Bij het nemen van een voorbereidingsbesluit is vaak snelle actie nodig. Een voorbereidingsbesluit is een verklaring dat een wijziging van het omgevingsplan wordt voorbereid, waarmee een aanhoudingsplicht geldt voor bouw- en aanlegactiviteiten. Hierdoor wordt voor het gebied waarvoor het besluit wordt genomen de bestaande situatie als het ware tijdelijk bevroren totdat het omgevingsplan is gewijzigd. Met het nemen van een voorbereidingsbesluit wordt voorkomen dat een initiatiefnemer kort voor aanpassing van het omgevingsplan bewust een vergunningaanvraag indient die in strijd is met de voorgenomen aanpassing. De noodzaak tot het nemen van een voorbereidingsbesluit komt nauwelijks voor, maar wanneer dit nodig is, is het belangrijk dat er snel gehandeld kan worden. Gelet op de vergaderfrequentie van de raad in relatie tot die van het college en de daarbij horende aanlevertermijnen, kan het college hierin sneller acteren. Om die reden is in de Omgevingswet een delegatiemogelijkheid opgenomen voor de bevoegdheid tot het nemen van een voorbereidingsbesluit (artikel 4.14, vijfde lid Ow). De achterliggende gedachte van de wetgever is hierbij geweest dat het college een omgevingsplan voorbereidt en daarmee dan ook goed in staat is om op een effectieve wijze een voorbereidingsbesluit te nemen.

  • 1.3

    Het benoemen van de leden van de A2 adviescommissie omgevingskwaliteit.

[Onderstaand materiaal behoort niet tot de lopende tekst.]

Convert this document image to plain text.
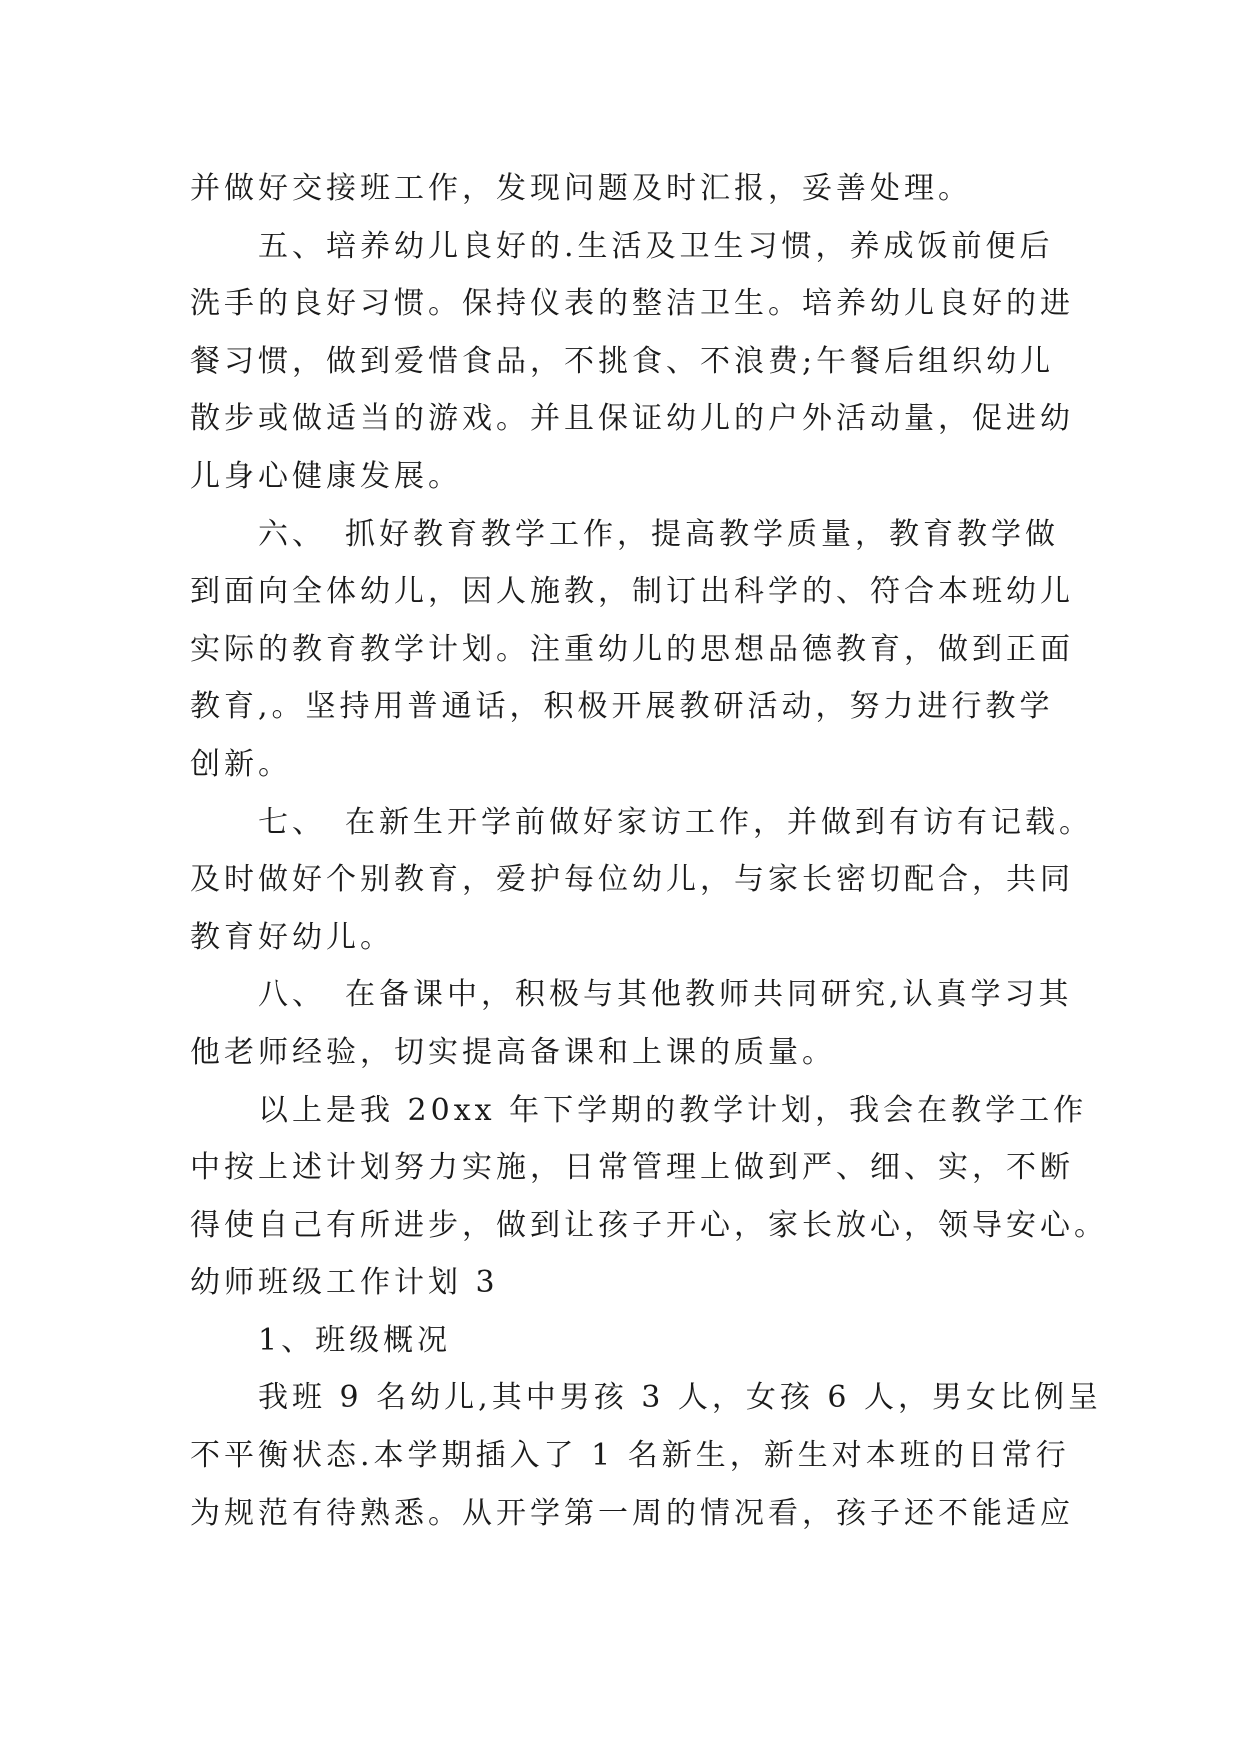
并做好交接班工作，发现问题及时汇报，妥善处理。
五、培养幼儿良好的.生活及卫生习惯，养成饭前便后
洗手的良好习惯。保持仪表的整洁卫生。培养幼儿良好的进
餐习惯，做到爱惜食品，不挑食、不浪费;午餐后组织幼儿
散步或做适当的游戏。并且保证幼儿的户外活动量，促进幼
儿身心健康发展。
六、　抓好教育教学工作，提高教学质量，教育教学做
到面向全体幼儿，因人施教，制订出科学的、符合本班幼儿
实际的教育教学计划。注重幼儿的思想品德教育，做到正面
教育,。坚持用普通话，积极开展教研活动，努力进行教学
创新。
七、　在新生开学前做好家访工作，并做到有访有记载。
及时做好个别教育，爱护每位幼儿，与家长密切配合，共同
教育好幼儿。
八、　在备课中，积极与其他教师共同研究,认真学习其
他老师经验，切实提高备课和上课的质量。
以上是我 20xx 年下学期的教学计划，我会在教学工作
中按上述计划努力实施，日常管理上做到严、细、实，不断
得使自己有所进步，做到让孩子开心，家长放心，领导安心。
幼师班级工作计划 3
1、班级概况
我班 9 名幼儿,其中男孩 3 人，女孩 6 人，男女比例呈
不平衡状态.本学期插入了 1 名新生，新生对本班的日常行
为规范有待熟悉。从开学第一周的情况看，孩子还不能适应
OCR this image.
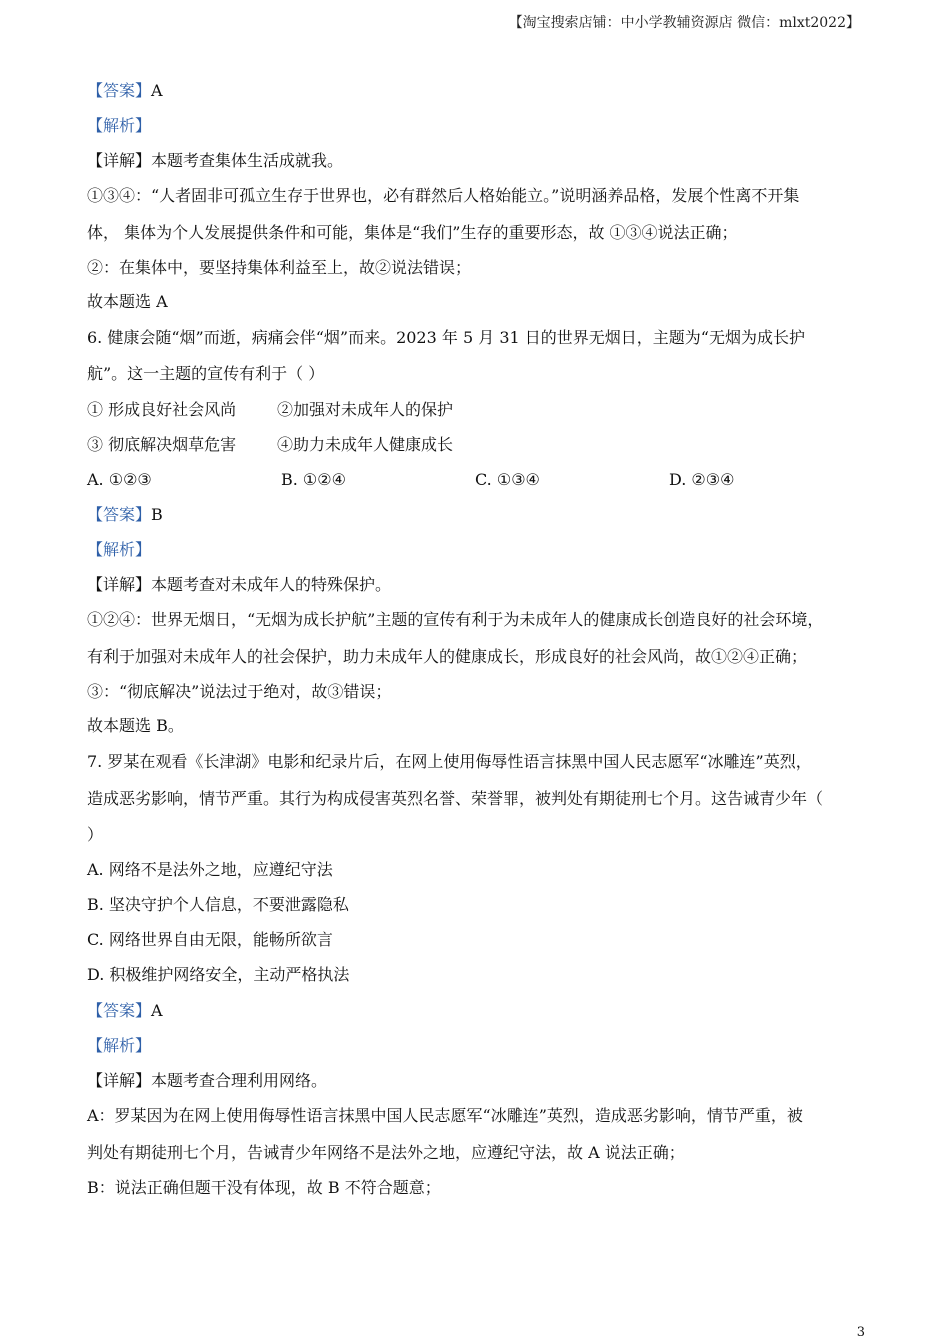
【淘宝搜索店铺：中小学教辅资源店 微信：mlxt2022】
【答案】A
【解析】
【详解】本题考查集体生活成就我。
①③④：“人者固非可孤立生存于世界也，必有群然后人格始能立。”说明涵养品格，发展个性离不开集
体， 集体为个人发展提供条件和可能，集体是“我们”生存的重要形态，故 ①③④说法正确；
②：在集体中，要坚持集体利益至上，故②说法错误；
故本题选 A
6. 健康会随“烟”而逝，病痛会伴“烟”而来。2023 年 5 月 31 日的世界无烟日，主题为“无烟为成长护
航”。这一主题的宣传有利于（ ）
① 形成良好社会风尚	②加强对未成年人的保护
③ 彻底解决烟草危害	④助力未成年人健康成长
A. ①②③	B. ①②④	C. ①③④	D. ②③④
【答案】B
【解析】
【详解】本题考查对未成年人的特殊保护。
①②④：世界无烟日，“无烟为成长护航”主题的宣传有利于为未成年人的健康成长创造良好的社会环境，
有利于加强对未成年人的社会保护，助力未成年人的健康成长，形成良好的社会风尚，故①②④正确；
③：“彻底解决”说法过于绝对，故③错误；
故本题选 B。
7. 罗某在观看《长津湖》电影和纪录片后，在网上使用侮辱性语言抹黑中国人民志愿军“冰雕连”英烈，
造成恶劣影响，情节严重。其行为构成侵害英烈名誉、荣誉罪，被判处有期徒刑七个月。这告诫青少年（
）
A. 网络不是法外之地，应遵纪守法
B. 坚决守护个人信息，不要泄露隐私
C. 网络世界自由无限，能畅所欲言
D. 积极维护网络安全，主动严格执法
【答案】A
【解析】
【详解】本题考查合理利用网络。
A：罗某因为在网上使用侮辱性语言抹黑中国人民志愿军“冰雕连”英烈，造成恶劣影响，情节严重，被
判处有期徒刑七个月，告诫青少年网络不是法外之地，应遵纪守法，故 A 说法正确；
B：说法正确但题干没有体现，故 B 不符合题意；
3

De Omgevingswet regelt dat de gemeenteraad de leden van de gemeentelijke adviescommissie moet benoemen. In het kader van het duale stelsel adviseert de adviescommissie echter aan het college. Voor voldoende flexibiliteit in het proces voor de benoeming van leden is het wenslijk dit ook bij het college neer te leggen.